ML inference on Graviton CPUs with Open Neural Network Exchange(ONNX)

Introduction

ONNX is an open-source machine learning framework that provides interoperability between different frameworks. ONNX Runtime is the runtime engine used for model inference and training with ONNX . This document covers how to use ONNX based machine learning inference on Graviton CPUs, what runtime configurations are important and how to run benchmarking scripts. The document also covers instructions for source builds to enable experimenting with downstream features.

How to use ONNX on Graviton CPUs

Python wheels is the recommended option to use ONNX on Graviton, the default backend is optimized for Graviton CPU.

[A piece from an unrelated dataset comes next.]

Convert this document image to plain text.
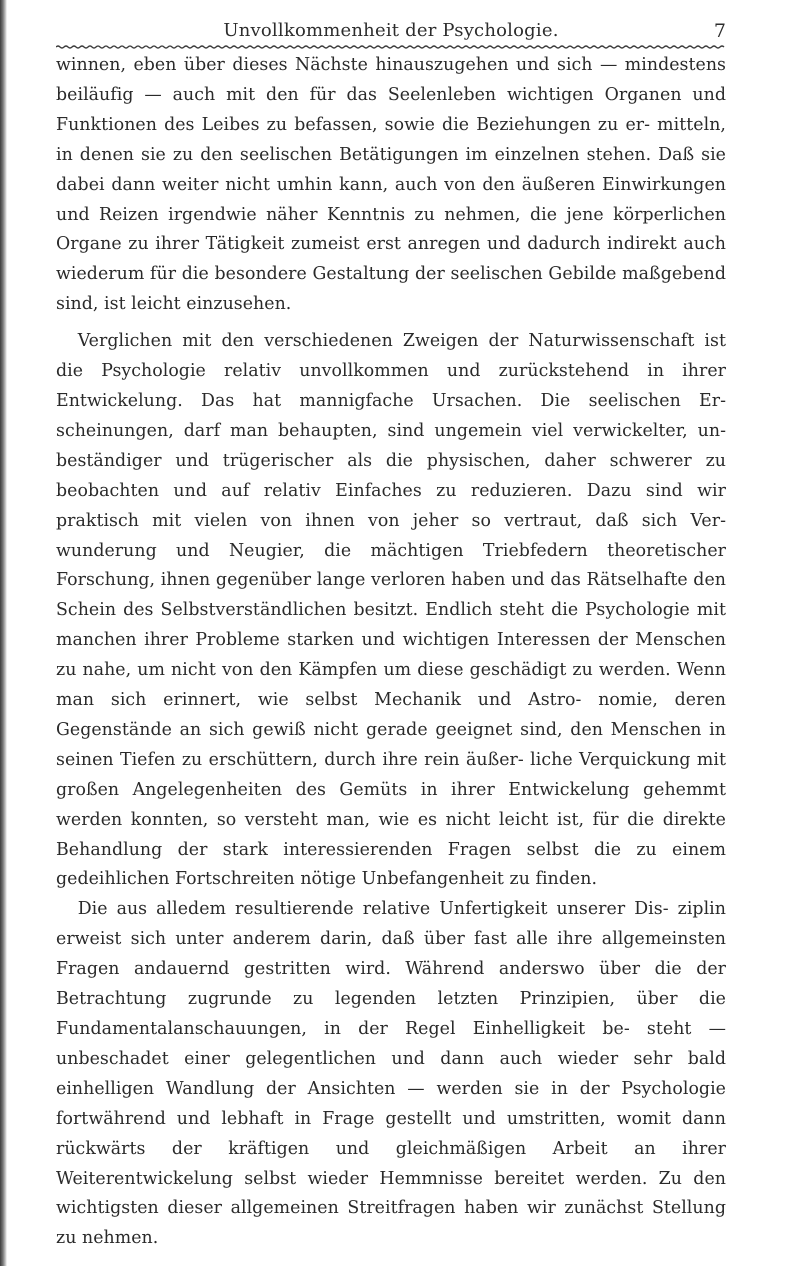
Unvollkommenheit der Psychologie.	7

winnen, eben über dieses Nächste hinauszugehen und sich — mindestens beiläufig — auch mit den für das Seelenleben wichtigen Organen und Funktionen des Leibes zu befassen, sowie die Beziehungen zu er- mitteln, in denen sie zu den seelischen Betätigungen im einzelnen stehen. Daß sie dabei dann weiter nicht umhin kann, auch von den äußeren Einwirkungen und Reizen irgendwie näher Kenntnis zu nehmen, die jene körperlichen Organe zu ihrer Tätigkeit zumeist erst anregen und dadurch indirekt auch wiederum für die besondere Gestaltung der seelischen Gebilde maßgebend sind, ist leicht einzusehen.

Verglichen mit den verschiedenen Zweigen der Naturwissenschaft ist die Psychologie relativ unvollkommen und zurückstehend in ihrer Entwickelung. Das hat mannigfache Ursachen. Die seelischen Er- scheinungen, darf man behaupten, sind ungemein viel verwickelter, un- beständiger und trügerischer als die physischen, daher schwerer zu beobachten und auf relativ Einfaches zu reduzieren. Dazu sind wir praktisch mit vielen von ihnen von jeher so vertraut, daß sich Ver- wunderung und Neugier, die mächtigen Triebfedern theoretischer Forschung, ihnen gegenüber lange verloren haben und das Rätselhafte den Schein des Selbstverständlichen besitzt. Endlich steht die Psychologie mit manchen ihrer Probleme starken und wichtigen Interessen der Menschen zu nahe, um nicht von den Kämpfen um diese geschädigt zu werden. Wenn man sich erinnert, wie selbst Mechanik und Astro- nomie, deren Gegenstände an sich gewiß nicht gerade geeignet sind, den Menschen in seinen Tiefen zu erschüttern, durch ihre rein äußer- liche Verquickung mit großen Angelegenheiten des Gemüts in ihrer Entwickelung gehemmt werden konnten, so versteht man, wie es nicht leicht ist, für die direkte Behandlung der stark interessierenden Fragen selbst die zu einem gedeihlichen Fortschreiten nötige Unbefangenheit zu finden.

Die aus alledem resultierende relative Unfertigkeit unserer Dis- ziplin erweist sich unter anderem darin, daß über fast alle ihre allgemeinsten Fragen andauernd gestritten wird. Während anderswo über die der Betrachtung zugrunde zu legenden letzten Prinzipien, über die Fundamentalanschauungen, in der Regel Einhelligkeit be- steht — unbeschadet einer gelegentlichen und dann auch wieder sehr bald einhelligen Wandlung der Ansichten — werden sie in der Psychologie fortwährend und lebhaft in Frage gestellt und umstritten, womit dann rückwärts der kräftigen und gleichmäßigen Arbeit an ihrer Weiterentwickelung selbst wieder Hemmnisse bereitet werden. Zu den wichtigsten dieser allgemeinen Streitfragen haben wir zunächst Stellung zu nehmen.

# Upgrade pip3 to the latest version
python3 -m pip install --upgrade pip

# Install ONNX and ONNX Runtime
python3 -m pip install onnx
python3 -m pip install onnxruntime

Prerequisites

It is highly recommended to use the AMIs based on Linux Kernel 5.10 and beyond for the best ONNX inference performance on Graviton3 instances. The following queries can be used to list down the AMIs with Kernel 5.10 and beyond.

# For Kernel 5.10 based AMIs list
aws ec2 describe-images --owners amazon --filters "Name=architecture,Values=arm64" "Name=name,Values=*kernel-5.10*" --query 'sort_by(Images, &CreationDate)[].Name'

# For Kernel 6.x based AMIs list
aws ec2 describe-images --owners amazon --filters "Name=architecture,Values=arm64" "Name=name,Values=*kernel-6.*" --query 'sort_by(Images, &CreationDate)[].Name'

Runtime configurations for optimal performance

Graviton3(E) (e.g. c7g/m7g/r7g, c7gn and Hpc7g instances) supports BFloat16 format and advanced Matrix Multiplication (MMLA) instructions for ML acceleration. Starting version v1.17.0, ONNX Runtime supports Bfloat16 accelerated SGEMM kernels and INT8 MMLA accelerated Quantized GEMM (QGEMM) kernels on Graviton3(E) CPU.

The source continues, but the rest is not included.